Wait, if that was the case, why did I move? And, is it possible that my rambling's became suspicious? I think so, since Tamaru-sensei asks curiously, "How would you know so much about this?"
"I used to live in Kyoto," I reply calmly, and mentally pat myself on the back for keeping my cover while being truthful. "My old guardian's soul mate is Nobunaga Keibu." Well, no lie there. "He tells me everything going on with the case since it greatly interests me." Translation: "He doesn't know it, but I bugged his office when he tried to hit on my cousin. I was so stealthy when I went in there, telling him that she wouldn't return his call, that she didn't remember meeting him at her work that one time. When he was shocked at my sudden appearance and words—not to mention opposition to she and he going out—I slipped the bug underneath a corner chair! Great, isn't it? When I worked with the police without their knowledge, I used that to kill demons and ghosts in Kyoto until Kotatsu-bastard came along and my cover's almost been blown! YAY for Kagome!"
I repeat: ef my life.
Everybody but the teacher seems convinced that I'm telling the truth. Tamaru-sensei, however, smiles casually before giving me a look that says, "Let's go talk in the hallway." I hold back a groan and a whimper as I rise from my seat, making my way across the room and to the door. I feel a familiar gaze on me, but I'm sure it's nothing.

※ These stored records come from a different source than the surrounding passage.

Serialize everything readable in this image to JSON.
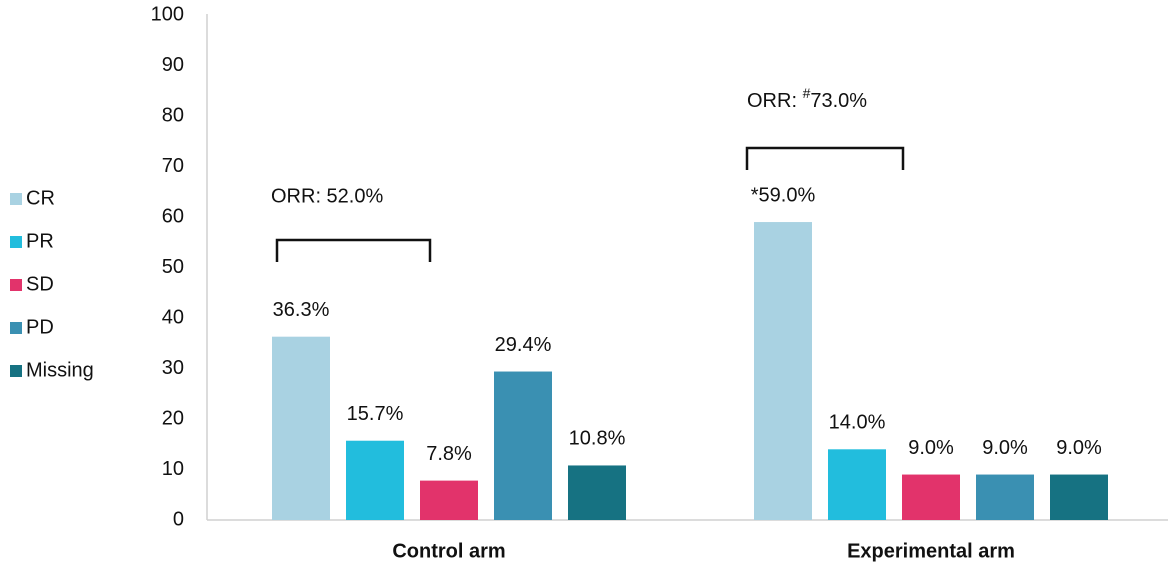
{
  "chart_data": {
    "type": "bar",
    "categories": [
      "Control arm",
      "Experimental arm"
    ],
    "series": [
      {
        "name": "CR",
        "color": "#a9d2e2",
        "values": [
          36.3,
          59.0
        ],
        "value_labels": [
          "36.3%",
          "*59.0%"
        ]
      },
      {
        "name": "PR",
        "color": "#22bddd",
        "values": [
          15.7,
          14.0
        ],
        "value_labels": [
          "15.7%",
          "14.0%"
        ]
      },
      {
        "name": "SD",
        "color": "#e2336b",
        "values": [
          7.8,
          9.0
        ],
        "value_labels": [
          "7.8%",
          "9.0%"
        ]
      },
      {
        "name": "PD",
        "color": "#3a90b2",
        "values": [
          29.4,
          9.0
        ],
        "value_labels": [
          "29.4%",
          "9.0%"
        ]
      },
      {
        "name": "Missing",
        "color": "#167282",
        "values": [
          10.8,
          9.0
        ],
        "value_labels": [
          "10.8%",
          "9.0%"
        ]
      }
    ],
    "ylim": [
      0,
      100
    ],
    "yticks": [
      0,
      10,
      20,
      30,
      40,
      50,
      60,
      70,
      80,
      90,
      100
    ],
    "grid": false,
    "legend": "left",
    "annotations": [
      {
        "label": "ORR: 52.0%"
      },
      {
        "label": "ORR: ",
        "superscript": "#",
        "label_end": "73.0%"
      }
    ]
  }
}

After all, with his sensitive hearing, what kind of inu-hanyou is stupid enough to go to a noisy, dramatic place such as a school? I turn and nearly faint at the sight before me.
Inuyasha, suikan kamishimo and all, is sitting outside the window sill, cross-legged with his arms tucked inside his sleeves. I stare, wide-eyed, before softly grimacing, hoping my classmates won't notice why I'm setting a death look towards the window, where Inuyasha's ethereal body is nothing but air to them, normal ningen. His molten-gold eyes gaze into me, making my heart stutter for some odd reason, before glaring at my teacher, who's already by my side, ready to exit the classroom. Inuyasha growls, his voice only audible to a reibai's ears.
I guess that's why I really do faint when Tamaru-sensei glares back with a growl of his own. My last thought, you ask?
WHY IN ALL THE HELLS IS INUYASHA AT HIGH SCHOOL?
And then I hear a thunk before I drift into sleep.